Ese grupo de personas hablaban de si hubiera vida allá fuera. Típica conversación. Cada uno dio su opinión. No llegaron a ninguna conclusión. La lluvia dio comienzo a un hermoso espectáculo. Cientos de estrellas rozaban la capa más alta de la atmosfera del planeta. Asombrados ante tanta belleza se dejaron levar pos su propias ensoñaciones.
-¿Qué deseo has pedido?- Susurro un hombre castaño al otro de jersey verde esmeralda.
-Pues que la llama de mi juventud no se extinga nunca.- Estaba embobado con las estrellas fugaces.
-Si dices tú deseo, no se cumplirá.- Comento otro integrante del grupo. Un hombre de cabellera plateada.

Lo dijo por incordiarlo.
-Mierda.- Maldijo fastidiado.- La fastidie.
Todos rieron ante la cara de fastidio de  su compañero. Menos uno, aquel que le molesto con su comentario. No miraba al cielo como los demás, sino hacia otro lado, en un punto concreto.

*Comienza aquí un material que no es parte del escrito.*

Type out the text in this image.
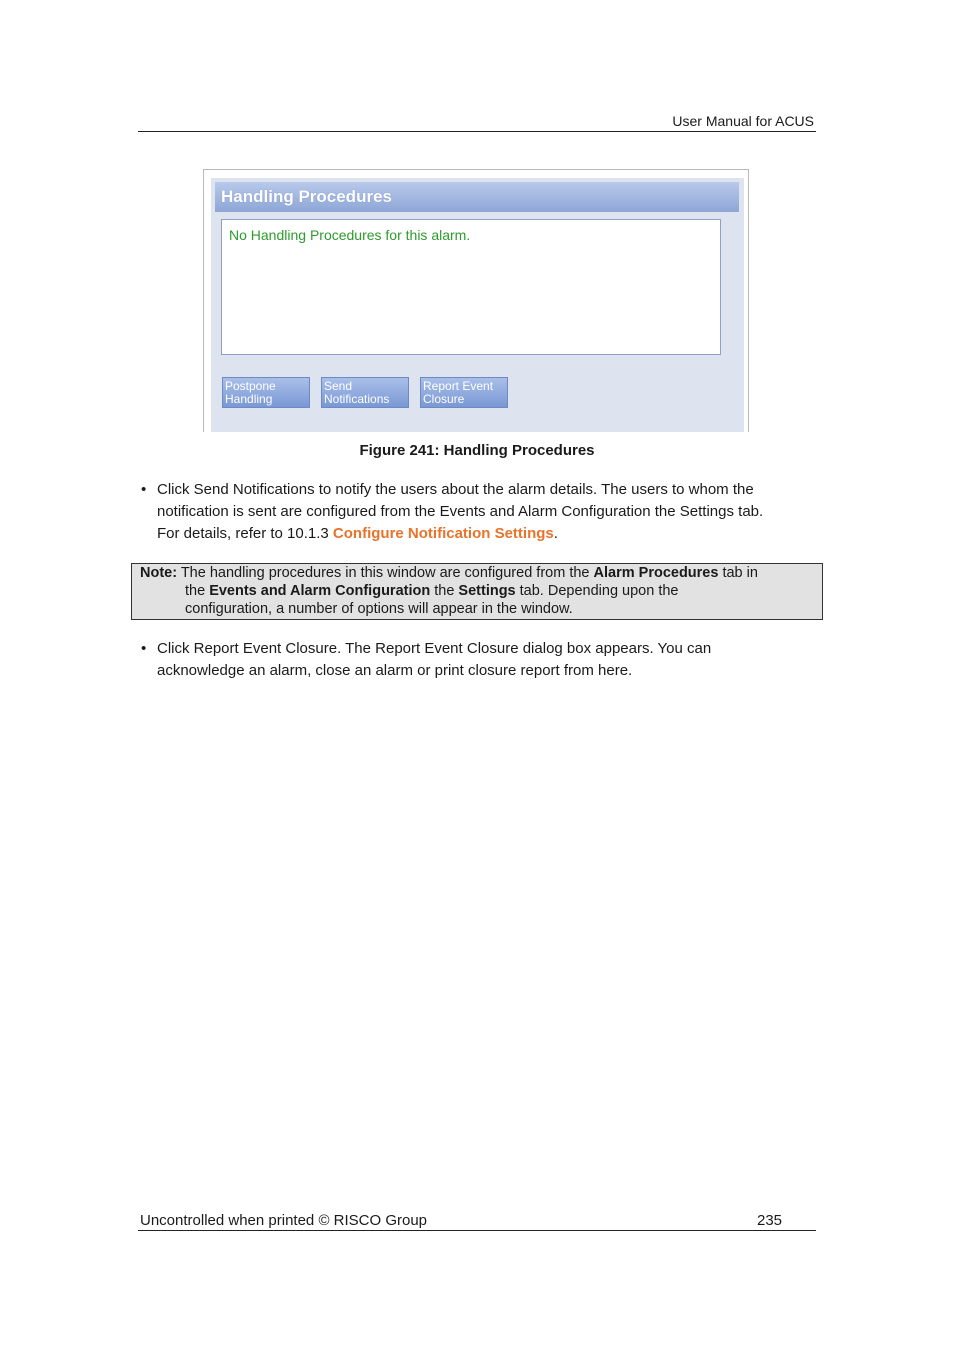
User Manual for ACUS
Handling Procedures
No Handling Procedures for this alarm.
Postpone
Handling
Send
Notifications
Report Event
Closure
Figure 241: Handling Procedures
• Click Send Notifications to notify the users about the alarm details. The users to whom the
notification is sent are configured from the Events and Alarm Configuration the Settings tab.
For details, refer to 10.1.3 Configure Notification Settings.
Note: The handling procedures in this window are configured from the Alarm Procedures tab in
the Events and Alarm Configuration the Settings tab. Depending upon the
configuration, a number of options will appear in the window.
• Click Report Event Closure. The Report Event Closure dialog box appears. You can
acknowledge an alarm, close an alarm or print closure report from here.
Uncontrolled when printed © RISCO Group	235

Su deseo pedido a las estrellas se había hecho realidad. No sabía cómo ni porque, pero allí estaba. Una hermosa joven sentada bajo un gran árbol junto con un grupo de mujeres ruidosas. Sonreía al ver la maravillosa lluvia. El hombre no podía apartar la vista de allí. Algo en su interior le decía “es ella”.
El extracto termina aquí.